Sinking Slowly EP de Coaltar of the Deepers
Sortie : 1992
Produit par Coaltar of the Deepers
Label : Stomly Records
Il y a ce côté frappé chez Narasaki, le leader de Coaltar of the Deepers, qui évoque tant la culture japonaise, jeune, dynamique, décalé et avide de vitesse et de sensation. Véritable manga cybernétique et tourbillonnant à lui tout seul, Narasaki joue des effets et des saturations, le tout pour des riffs surpuissant et entraînant. Alpagué par ses soli qui partent dans tous les sens, l’auditeur est secoué, baldingué, ballotté, d’autant plus que le rythme à la batterie est mené tambour battant, ça n’arrête jamais !
« My Speedy Sarah » est un exemple de cette déferlante à sensation, dont émergent des voix douces et noyées, et des « yououou » en arrière-fond, qui se coulent parfaitement aux changements de rythmes perturbant, entre le hyper-rapide et le méga-rapide. Morceau vif, incisif et vivifiant.
Ce qui fait toute la beauté de cet EP, le meilleur de Coalstar of the Deepers, et de loin, c’est que ces gesticulations électriques en mettent tellement plein la vue qu’elles en deviennent intemporelles. Il n’y a plus d’époque : non seulement, on n’entend que ces types de riffs saturées et joués pied au plancher, comme sur « Deepers are scheming » (qui se termine après tant de boucan sur un passage étonnamment tranquille évoquant la bossa nova comme la rumba), que en ce début des années 90, mais dès lors, ils passent à la postérité en ne devenant plus que des éclats d’énergie juvénile et rebelle. Ce n’est pas le son de la guitare, complètement saturé et recouvrant les chants qui témoigne ici du style de Coaltar of the Deepers mais l’incroyable force déployée pour les jouer. En somme, la définition ultime du rock n’roll.
Pour ceux qui veulent savoir un exemple de définition ultime du rock n’roll, ils peuvent se référer au percutant « When you were mine », reprise de leur premier single, en version plus ébouriffante encore, rythme supra-luminique, guitare sèche dont on se demande comment elle fait pour suivre, chant pris par-dessus la jambe, dans un anglais plus qu’approximatif, avec un break d’anthologie, qui ne fait que renforcer plus encore la puissance des distorsions. Le mélange entre mur du son et soli mélodiques est une pure audace, que seul Narasaki pouvait se permettre avec son effronterie légendaire.
On s’en rend mieux compte avec l’extraordinaire (et il n’y pas d’autre mot) « Sinking Slowly », dernier morceau de cet EP, confondant et hypnotique.
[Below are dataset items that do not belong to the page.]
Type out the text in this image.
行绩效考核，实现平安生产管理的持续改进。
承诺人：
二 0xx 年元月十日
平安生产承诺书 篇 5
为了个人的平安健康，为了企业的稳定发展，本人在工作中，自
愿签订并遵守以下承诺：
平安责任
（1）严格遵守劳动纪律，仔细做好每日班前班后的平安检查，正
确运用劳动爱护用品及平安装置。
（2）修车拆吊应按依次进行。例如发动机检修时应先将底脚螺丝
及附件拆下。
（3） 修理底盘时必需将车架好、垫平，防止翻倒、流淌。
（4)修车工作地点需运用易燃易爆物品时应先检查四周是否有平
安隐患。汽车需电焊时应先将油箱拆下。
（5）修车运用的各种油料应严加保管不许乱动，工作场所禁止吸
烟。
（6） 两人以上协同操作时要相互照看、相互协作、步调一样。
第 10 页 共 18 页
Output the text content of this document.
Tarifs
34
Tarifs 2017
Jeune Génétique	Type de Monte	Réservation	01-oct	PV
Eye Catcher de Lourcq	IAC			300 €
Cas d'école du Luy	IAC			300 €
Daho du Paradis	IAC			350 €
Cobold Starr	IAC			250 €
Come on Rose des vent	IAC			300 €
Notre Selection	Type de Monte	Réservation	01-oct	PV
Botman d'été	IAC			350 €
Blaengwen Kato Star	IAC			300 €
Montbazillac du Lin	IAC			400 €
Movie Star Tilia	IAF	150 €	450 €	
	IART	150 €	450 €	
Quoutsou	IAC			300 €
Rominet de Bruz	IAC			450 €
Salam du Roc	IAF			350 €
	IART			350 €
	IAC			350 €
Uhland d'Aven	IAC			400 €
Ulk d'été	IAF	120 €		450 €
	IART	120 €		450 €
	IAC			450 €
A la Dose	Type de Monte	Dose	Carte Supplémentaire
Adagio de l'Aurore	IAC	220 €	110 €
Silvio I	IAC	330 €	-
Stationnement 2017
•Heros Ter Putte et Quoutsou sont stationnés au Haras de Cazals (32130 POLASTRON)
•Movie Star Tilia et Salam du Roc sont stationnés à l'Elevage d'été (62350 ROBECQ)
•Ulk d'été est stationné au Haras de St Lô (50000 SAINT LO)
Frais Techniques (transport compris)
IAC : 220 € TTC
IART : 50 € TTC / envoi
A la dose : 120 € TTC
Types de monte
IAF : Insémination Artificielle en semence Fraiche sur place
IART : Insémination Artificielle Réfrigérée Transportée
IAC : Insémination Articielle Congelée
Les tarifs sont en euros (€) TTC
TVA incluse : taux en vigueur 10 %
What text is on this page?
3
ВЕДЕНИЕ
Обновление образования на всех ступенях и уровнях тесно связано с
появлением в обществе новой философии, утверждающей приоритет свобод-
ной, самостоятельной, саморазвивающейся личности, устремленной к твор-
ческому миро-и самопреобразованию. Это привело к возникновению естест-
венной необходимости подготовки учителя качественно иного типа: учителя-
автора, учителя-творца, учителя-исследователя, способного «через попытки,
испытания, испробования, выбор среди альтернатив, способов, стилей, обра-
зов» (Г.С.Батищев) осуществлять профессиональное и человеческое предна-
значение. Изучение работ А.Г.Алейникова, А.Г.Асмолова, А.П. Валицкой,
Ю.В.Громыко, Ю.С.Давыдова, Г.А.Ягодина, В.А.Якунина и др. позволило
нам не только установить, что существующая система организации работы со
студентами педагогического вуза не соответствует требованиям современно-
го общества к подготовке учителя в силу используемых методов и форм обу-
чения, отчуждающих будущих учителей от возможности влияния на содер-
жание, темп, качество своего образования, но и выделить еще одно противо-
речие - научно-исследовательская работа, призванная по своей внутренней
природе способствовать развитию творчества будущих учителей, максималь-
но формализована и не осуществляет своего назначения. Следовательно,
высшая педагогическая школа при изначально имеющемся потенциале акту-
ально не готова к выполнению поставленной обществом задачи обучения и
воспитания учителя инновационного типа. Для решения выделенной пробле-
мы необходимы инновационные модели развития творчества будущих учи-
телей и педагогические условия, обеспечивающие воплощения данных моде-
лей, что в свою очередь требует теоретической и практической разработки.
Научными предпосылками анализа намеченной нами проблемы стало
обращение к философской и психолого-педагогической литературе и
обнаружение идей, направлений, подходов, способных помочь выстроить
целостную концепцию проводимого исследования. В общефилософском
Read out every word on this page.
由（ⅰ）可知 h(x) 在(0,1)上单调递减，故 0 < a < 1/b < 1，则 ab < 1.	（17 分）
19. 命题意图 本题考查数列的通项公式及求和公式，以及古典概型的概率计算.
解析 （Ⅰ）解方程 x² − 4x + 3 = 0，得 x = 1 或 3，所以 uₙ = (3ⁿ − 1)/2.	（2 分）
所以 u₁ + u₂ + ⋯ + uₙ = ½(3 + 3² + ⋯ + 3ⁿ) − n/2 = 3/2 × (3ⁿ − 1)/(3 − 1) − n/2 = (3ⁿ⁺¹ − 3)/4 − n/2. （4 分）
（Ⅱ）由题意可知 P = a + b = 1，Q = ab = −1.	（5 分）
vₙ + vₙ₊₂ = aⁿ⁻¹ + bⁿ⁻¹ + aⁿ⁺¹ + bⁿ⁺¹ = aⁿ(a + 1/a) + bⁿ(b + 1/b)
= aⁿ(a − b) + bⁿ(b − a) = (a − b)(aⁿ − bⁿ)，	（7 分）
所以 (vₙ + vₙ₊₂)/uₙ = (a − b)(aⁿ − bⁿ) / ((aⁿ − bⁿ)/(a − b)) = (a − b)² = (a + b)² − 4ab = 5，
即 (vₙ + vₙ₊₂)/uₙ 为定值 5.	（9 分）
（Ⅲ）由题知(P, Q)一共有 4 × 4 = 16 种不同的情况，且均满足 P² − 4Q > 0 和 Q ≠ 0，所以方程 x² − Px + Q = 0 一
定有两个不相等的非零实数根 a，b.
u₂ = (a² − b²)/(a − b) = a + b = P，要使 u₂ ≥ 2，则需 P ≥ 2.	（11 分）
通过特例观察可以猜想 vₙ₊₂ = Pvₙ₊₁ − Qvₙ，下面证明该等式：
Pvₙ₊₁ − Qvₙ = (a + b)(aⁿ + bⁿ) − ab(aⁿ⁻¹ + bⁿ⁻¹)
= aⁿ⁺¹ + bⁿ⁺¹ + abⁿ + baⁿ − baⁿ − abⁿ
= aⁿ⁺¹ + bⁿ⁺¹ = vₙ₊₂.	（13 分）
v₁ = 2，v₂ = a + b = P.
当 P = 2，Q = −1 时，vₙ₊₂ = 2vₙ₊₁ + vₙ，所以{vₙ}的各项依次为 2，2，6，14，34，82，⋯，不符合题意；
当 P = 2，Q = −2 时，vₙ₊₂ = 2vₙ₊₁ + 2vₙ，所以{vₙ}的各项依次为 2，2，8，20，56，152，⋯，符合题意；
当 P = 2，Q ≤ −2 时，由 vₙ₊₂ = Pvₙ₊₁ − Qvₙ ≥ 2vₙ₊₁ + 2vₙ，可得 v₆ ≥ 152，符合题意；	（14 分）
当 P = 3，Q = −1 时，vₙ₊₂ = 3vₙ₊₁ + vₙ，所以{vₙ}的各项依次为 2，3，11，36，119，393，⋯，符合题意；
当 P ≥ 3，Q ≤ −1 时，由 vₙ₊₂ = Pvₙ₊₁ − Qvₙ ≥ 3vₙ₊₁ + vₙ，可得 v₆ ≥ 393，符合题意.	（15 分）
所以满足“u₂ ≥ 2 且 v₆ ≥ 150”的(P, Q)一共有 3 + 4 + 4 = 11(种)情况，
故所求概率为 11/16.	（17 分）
Dix interminables minutes, démarrant sur des bruits de vagues et se terminant sur des bruits de vagues, uniquement composées de saturations, qui s’effacent ou se renforcent selon l’humeur, des sortes de vagues qui reviennent, de vocalises angéliques délivrées par des fantômes, d’un chant à la fois laconique et langoureux, d’un rythme tranquille, posé et constant, d’un passage contemplatif où on a l’impression de nager, et d’une succession de miracles de majesté, notamment lors du refrain scandé dans un japonais magique. Les saturations deviennent alors des sommets de puissances et d’étendues, qui mettent un temps infini à s’effacer petit à petit, même lorsqu’une guitare sèche prend leur place un court instant. Une vraie mélopée sublime dont une partie de nous ne revient jamais…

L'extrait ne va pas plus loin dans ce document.